An Oak Tree

A News From Nowhere production. At the Scotiabank Dance Centre on January 27 as part of the PuSh International Performing Arts Festival. No remaining performances

In an oak tree, playwright and actor Tim Crouch devours his own intentions—or some of them, anyway.

In a fantastically original conceit, Crouch performs this two-person show with a different professional actor every night. That other actor has never seen the script before she or he steps on-stage. Crouch cues his fellow performers by whispering or by speaking to them through earphones. Sometimes he hands them bits of text to read.

Crouch plays a hypnotist who has accidentally killed a girl with his car. The other actor plays the child’s father, who volunteers as a subject during the hypnotist’s performance. The father is in psychological trouble: he has come to believe that his daughter has transformed into an oak tree.

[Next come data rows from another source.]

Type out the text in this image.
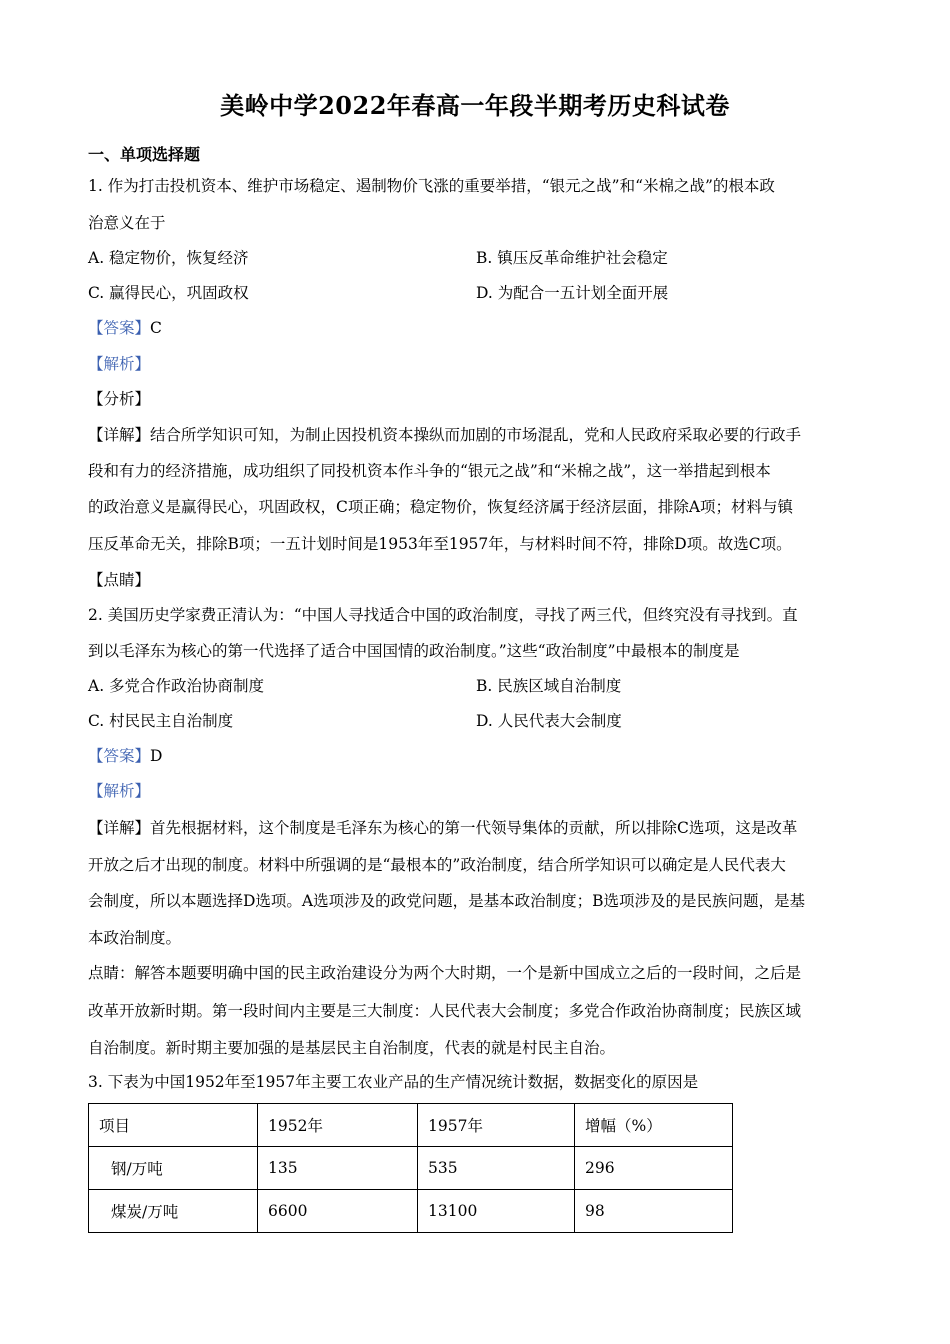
美岭中学2022年春高一年段半期考历史科试卷
一、单项选择题
1. 作为打击投机资本、维护市场稳定、遏制物价飞涨的重要举措，“银元之战”和“米棉之战”的根本政
治意义在于
A. 稳定物价，恢复经济	B. 镇压反革命维护社会稳定
C. 赢得民心，巩固政权	D. 为配合一五计划全面开展
【答案】C
【解析】
【分析】
【详解】结合所学知识可知，为制止因投机资本操纵而加剧的市场混乱，党和人民政府采取必要的行政手
段和有力的经济措施，成功组织了同投机资本作斗争的“银元之战”和“米棉之战”，这一举措起到根本
的政治意义是赢得民心，巩固政权，C项正确；稳定物价，恢复经济属于经济层面，排除A项；材料与镇
压反革命无关，排除B项；一五计划时间是1953年至1957年，与材料时间不符，排除D项。故选C项。
【点睛】
2. 美国历史学家费正清认为：“中国人寻找适合中国的政治制度，寻找了两三代，但终究没有寻找到。直
到以毛泽东为核心的第一代选择了适合中国国情的政治制度。”这些“政治制度”中最根本的制度是
A. 多党合作政治协商制度	B. 民族区域自治制度
C. 村民民主自治制度	D. 人民代表大会制度
【答案】D
【解析】
【详解】首先根据材料，这个制度是毛泽东为核心的第一代领导集体的贡献，所以排除C选项，这是改革
开放之后才出现的制度。材料中所强调的是“最根本的”政治制度，结合所学知识可以确定是人民代表大
会制度，所以本题选择D选项。A选项涉及的政党问题，是基本政治制度；B选项涉及的是民族问题，是基
本政治制度。
点睛：解答本题要明确中国的民主政治建设分为两个大时期，一个是新中国成立之后的一段时间，之后是
改革开放新时期。第一段时间内主要是三大制度：人民代表大会制度；多党合作政治协商制度；民族区域
自治制度。新时期主要加强的是基层民主自治制度，代表的就是村民主自治。
3. 下表为中国1952年至1957年主要工农业产品的生产情况统计数据，数据变化的原因是
项目	1952年	1957年	增幅（%）
钢/万吨	135	535	296
煤炭/万吨	6600	13100	98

The show is about the beauties and dangers of the transformative power of the imagination. In that sense, it’s about the collusion of audiences and artists in the theatre. More specifically, it’s also about the joy of acting, the thrill of spontaneous invention. Crouch created this show partly in reaction to actors who arrive on-stage with rigidly predetermined ideas of where their performances will go.

Ironically, that’s exactly the trap Crouch fell into the evening I saw an oak tree. His acting partner, Jonathon Young, was fearless and fresh. When his hypnotized character was told he was a brilliant piano player, Young tickled the imaginary ivories with both hands and both feet—on several keyboards. The grief, when it came, was spontaneous and moving.

Young’s authenticity made it clear that Crouch was pursuing a predetermined and sentimental agenda. Put simply, he overacted and ignored what Young was offering him. Since the whole thing is built on the idea of responsiveness, that was disappointing.

There was plenty of intelligence, playfulness, and theatrical tension in this evening. I just wish that Crouch had been as playful as his costar was.